Maladie cœliaque, mon expérience - Comment j'ai changé de vie

Maladie cœliaque, mon expérience

Je vous parlais déjà de mon quotidien sans gluten dans cet article. Aujourd’hui j’ai décidé de revenir en particulier sur la maladie cœliaque en vous parlant de mon expérience.

Revenons tout d’abord sur la définition de la maladie cœliaque.

Pour reprendre la définition donnée par l’AFDIAG la maladie cœliaque c’est ça :   » une intolérance permanente à une ou plusieurs fractions protéiques du gluten. Elle provoque une atrophie villositaire (destruction des villosités de l’intestin grêle). Il s’ensuit une malabsorption des nutriments, en particulier du fer, du calcium et de l’acide folique.  »

Bon concrètement c’est une maladie auto immune et chronique de l’intestin. L’ingestion de gluten entraîne ensuite une réaction immunitaire anormale dans l’intestin grêle qui peut avoir des conséquences graves (destructions des parois / malabsorption de certains nutriments voire cancer).

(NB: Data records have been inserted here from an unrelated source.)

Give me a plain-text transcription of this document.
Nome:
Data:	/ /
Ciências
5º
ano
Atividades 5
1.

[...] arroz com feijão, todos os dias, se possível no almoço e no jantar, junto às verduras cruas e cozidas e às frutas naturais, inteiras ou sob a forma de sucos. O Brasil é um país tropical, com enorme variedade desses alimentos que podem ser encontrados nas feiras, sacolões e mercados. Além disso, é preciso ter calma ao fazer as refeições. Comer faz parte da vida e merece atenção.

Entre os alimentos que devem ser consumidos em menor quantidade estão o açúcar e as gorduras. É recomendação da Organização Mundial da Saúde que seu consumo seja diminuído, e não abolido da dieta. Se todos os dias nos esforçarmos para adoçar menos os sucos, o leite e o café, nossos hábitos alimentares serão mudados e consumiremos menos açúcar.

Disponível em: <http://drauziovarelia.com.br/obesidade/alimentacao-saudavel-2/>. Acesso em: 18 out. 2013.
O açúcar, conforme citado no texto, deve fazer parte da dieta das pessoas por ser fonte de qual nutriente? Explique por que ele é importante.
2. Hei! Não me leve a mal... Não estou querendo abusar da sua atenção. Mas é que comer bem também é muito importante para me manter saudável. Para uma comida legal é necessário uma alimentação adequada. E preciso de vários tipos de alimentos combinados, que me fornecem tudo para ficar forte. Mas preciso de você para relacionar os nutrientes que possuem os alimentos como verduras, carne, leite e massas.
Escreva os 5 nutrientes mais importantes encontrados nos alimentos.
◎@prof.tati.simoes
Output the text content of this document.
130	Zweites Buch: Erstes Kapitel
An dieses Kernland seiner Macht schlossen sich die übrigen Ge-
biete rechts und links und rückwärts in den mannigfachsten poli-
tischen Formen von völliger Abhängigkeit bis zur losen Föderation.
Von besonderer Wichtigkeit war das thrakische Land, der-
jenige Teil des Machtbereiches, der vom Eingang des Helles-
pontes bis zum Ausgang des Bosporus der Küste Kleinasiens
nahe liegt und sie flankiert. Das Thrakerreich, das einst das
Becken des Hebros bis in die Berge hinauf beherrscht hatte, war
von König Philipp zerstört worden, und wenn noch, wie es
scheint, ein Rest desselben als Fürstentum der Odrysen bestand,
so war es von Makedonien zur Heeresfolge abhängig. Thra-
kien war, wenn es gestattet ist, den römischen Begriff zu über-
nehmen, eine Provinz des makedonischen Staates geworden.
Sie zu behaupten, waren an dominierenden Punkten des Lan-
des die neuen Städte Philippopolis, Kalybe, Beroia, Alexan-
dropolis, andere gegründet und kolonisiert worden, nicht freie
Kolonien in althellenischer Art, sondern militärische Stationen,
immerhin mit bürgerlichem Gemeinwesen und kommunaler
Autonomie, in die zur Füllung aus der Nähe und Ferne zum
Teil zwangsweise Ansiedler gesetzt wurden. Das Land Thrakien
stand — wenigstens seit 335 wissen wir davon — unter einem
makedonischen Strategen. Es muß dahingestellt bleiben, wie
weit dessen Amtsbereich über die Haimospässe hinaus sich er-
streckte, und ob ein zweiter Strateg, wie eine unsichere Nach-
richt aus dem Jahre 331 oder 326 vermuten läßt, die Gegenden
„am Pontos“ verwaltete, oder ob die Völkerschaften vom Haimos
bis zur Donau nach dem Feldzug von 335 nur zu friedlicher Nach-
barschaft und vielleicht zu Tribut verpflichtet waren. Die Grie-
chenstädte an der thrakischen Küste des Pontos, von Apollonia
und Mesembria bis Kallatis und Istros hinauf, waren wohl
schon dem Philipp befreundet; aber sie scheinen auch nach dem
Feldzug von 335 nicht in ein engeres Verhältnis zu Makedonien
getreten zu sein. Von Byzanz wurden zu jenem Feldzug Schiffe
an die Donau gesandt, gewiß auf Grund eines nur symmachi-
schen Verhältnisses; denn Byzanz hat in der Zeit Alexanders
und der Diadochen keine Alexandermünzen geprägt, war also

Comment faire le diagnostic ? 

Alors, pour poser le diagnostic de maladie cœliaque il faut :

  • rechercher les anticorps spécifiques de la maladie (anti-transglutaminase) dans le sang [ donc faire une prise de sang]
  • Si la prise de sang est « positive », pratiquer une endoscopie avec prélèvements (biopsies) sur la partie haute de l’intestin grêle.

Mais pour moi ce diagnostic a été long – très – long. Il faut dire qu’il y a 7 ans maintenant le  » sans gluten  » était beaucoup moins en vogue, la maladie cœliaque même si elle était connue, n’était pas « populaire », cela n’était donc pas un diagnostic évident.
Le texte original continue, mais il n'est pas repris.